Judit Planas, Felix Schürmann Group

In this video from the 2017 DDN User Group meeting at ISC, Judit Planas, Postdoctoral Researcher at Ecole Polytechnique Federale de Lausanne (EPFL) presents: I/O Challenges in Brain Tissue Simulation (IME Neuromapp).

“Digital reconstructions of brain tissue represent a snapshot of the anatomy and physiology of the brain at one moment in time. Blue Brain Project simulations use mathematical models of individual neurons and synapses to compute the electrical activity of the network as it evolves over time. This requires a huge computational effort, only possible with large supercomputers. Simulations of larger volumes of tissue, at ever higher levels of detail, will need ever more powerful computing capabilities. The BBP uses its digital reconstructions as the basis for a potentially unlimited range of simulations, each representing an in silico experiment. Researchers can measure the spontaneous electrical activity of the virtual tissue, apply stimulation protocols and measure the response, and manipulate the tissue in various ways (e.g. by “knocking out” cells with particular characteristics, by “lesioning” part of the circuit).”
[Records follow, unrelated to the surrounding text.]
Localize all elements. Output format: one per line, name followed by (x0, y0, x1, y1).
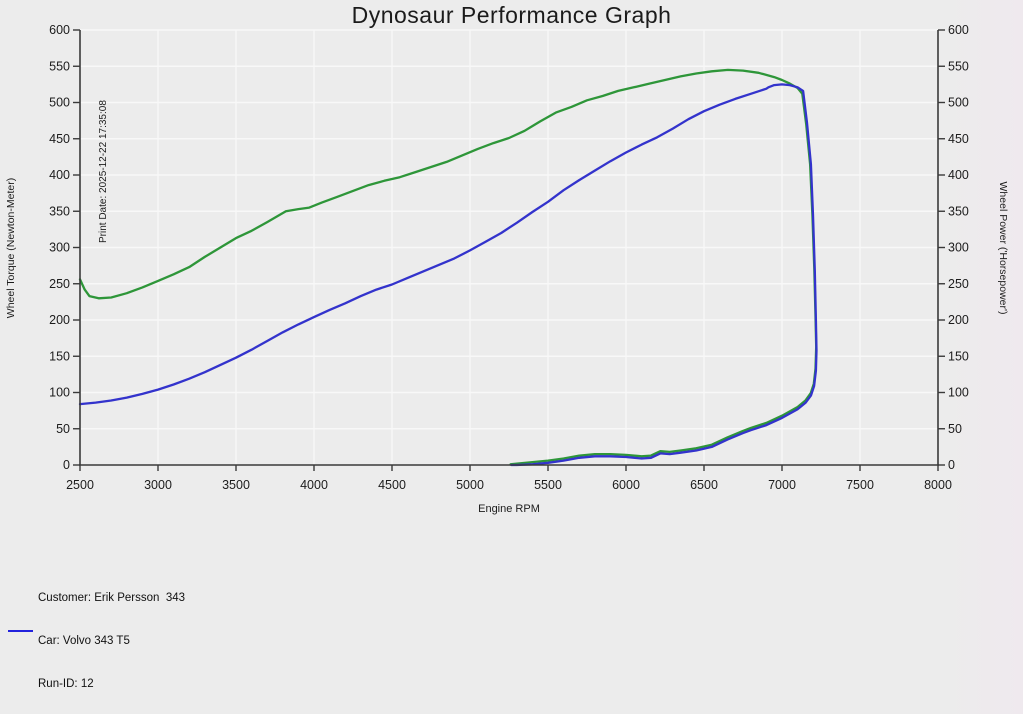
left-tick-label: 500 (49, 96, 70, 110)
right-tick-label: 550 (948, 59, 969, 73)
right-axis-title: Wheel Power ('Horsepower') (997, 182, 1009, 315)
x-tick-label: 6000 (612, 478, 640, 492)
right-tick-label: 250 (948, 277, 969, 291)
left-tick-label: 300 (49, 241, 70, 255)
left-tick-label: 600 (49, 23, 70, 37)
torque-curve (78, 68, 818, 466)
left-tick-label: 400 (49, 168, 70, 182)
right-tick-label: 100 (948, 386, 969, 400)
x-tick-label: 5500 (534, 478, 562, 492)
left-axis-title: Wheel Torque (Newton-Meter) (5, 178, 17, 318)
right-tick-label: 150 (948, 349, 969, 363)
right-tick-label: 200 (948, 313, 969, 327)
right-tick-label: 50 (948, 422, 962, 436)
left-tick-label: 0 (63, 458, 70, 472)
power-curve (78, 83, 818, 467)
right-tick-label: 450 (948, 132, 969, 146)
power-legend-line (8, 630, 33, 632)
left-tick-label: 100 (49, 386, 70, 400)
info-line-run-id: Run-ID: 12 (38, 678, 94, 691)
left-tick-label: 350 (49, 204, 70, 218)
x-tick-label: 4500 (378, 478, 406, 492)
right-tick-label: 600 (948, 23, 969, 37)
x-tick-label: 4000 (300, 478, 328, 492)
left-tick-label: 50 (56, 422, 70, 436)
x-tick-label: 3500 (222, 478, 250, 492)
left-tick-label: 550 (49, 59, 70, 73)
right-tick-label: 350 (948, 204, 969, 218)
left-tick-label: 450 (49, 132, 70, 146)
run-info-block: Customer: Erik Persson 343 Car: Volvo 34… (38, 562, 200, 714)
right-tick-label: 500 (948, 96, 969, 110)
left-tick-label: 200 (49, 313, 70, 327)
x-tick-label: 7500 (846, 478, 874, 492)
right-tick-label: 400 (948, 168, 969, 182)
right-tick-label: 300 (948, 241, 969, 255)
x-tick-label: 7000 (768, 478, 796, 492)
info-line-car: Car: Volvo 343 T5 (38, 635, 130, 648)
chart-title: Dynosaur Performance Graph (351, 2, 672, 28)
left-tick-label: 250 (49, 277, 70, 291)
info-line-customer: Customer: Erik Persson 343 (38, 591, 186, 604)
right-tick-label: 0 (948, 458, 955, 472)
x-axis-title: Engine RPM (478, 503, 540, 515)
x-tick-label: 5000 (456, 478, 484, 492)
print-date-note: Print Date: 2025-12-22 17:35:08 (98, 100, 109, 243)
dyno-plot: Print Date: 2025-12-22 17:35:08 0 0 50 50 100… (5, 23, 1009, 515)
x-tick-label: 8000 (924, 478, 952, 492)
x-tick-label: 3000 (144, 478, 172, 492)
x-tick-label: 2500 (66, 478, 94, 492)
left-tick-label: 150 (49, 349, 70, 363)
x-tick-label: 6500 (690, 478, 718, 492)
Judit Planas is a Postdoctoral Researcher in the Felix Schürmann Group. Judit focuses her research in strategies for memory-intensive neuroscience applications (codes that demand more memory than readily available in the classical memory hierarchy). In this context, she is developing software and techniques to accelerate applications and leverage from the latest hardware and software technologies, like using non-volatile memory (NVM) or big data solutions. Judit Planas received her Ph.D. in Computer Architecture from the Computer Architecture Department of the Technical University of Catalonia (UPC) in 2015. She worked at the Barcelona Supercomputing Center from 2008 to 2015, where she developed her MSc and PhD. in programming models for heterogeneous architectures, focused on accelerators, like GPGPUs and Intel Xeon Phi. During this period, she participated in a number of different workshops and courses involving parallel programming models and CUDA programming as a teaching assistant. In addition, as part of her PhD, she did an internship at the University of Illinois at Urbana-Champaign (Illinois, USA) under the supervision of Prof. Wen-mei W. Hwu.

The neuromapp application was one of the test codes for an SC17 Tutorial entitled: Getting Started with the Burst Buffer: Using DataWarp Technology. The presenters will be George S. Markomanolis from KAUST and Deborah Bard from LBNL.

The long-awaited Burst Buffer technology is now being deployed on major supercomputing systems. In this tutorial, we will introduce the Burst Buffers deployed at the two latest supercomputers at NERSC (Cori) and KAUST (Shaheen II) based on the Cray DataWarp, and discuss in detail our experience with Burst Buffers from both a system and a user’s perspective. Both KAUST and NERSC have been supporting BB projects for more than a year, and have developed a wealth of experience using these resources efficiently. For this tutorial, we combine the knowledge and experience of staff from both sites to provide attendees with an effective understanding of how to optimally use BB technology. We focus on optimizing massively parallel I/O for SSDs, a relatively new problem compared to well-established optimizations for parallel I/O to disk-based file systems. The tutorial will conclude with a live demonstration of a complex workflow executed on the Cray DataWarp, including simulation, analysis and visualization.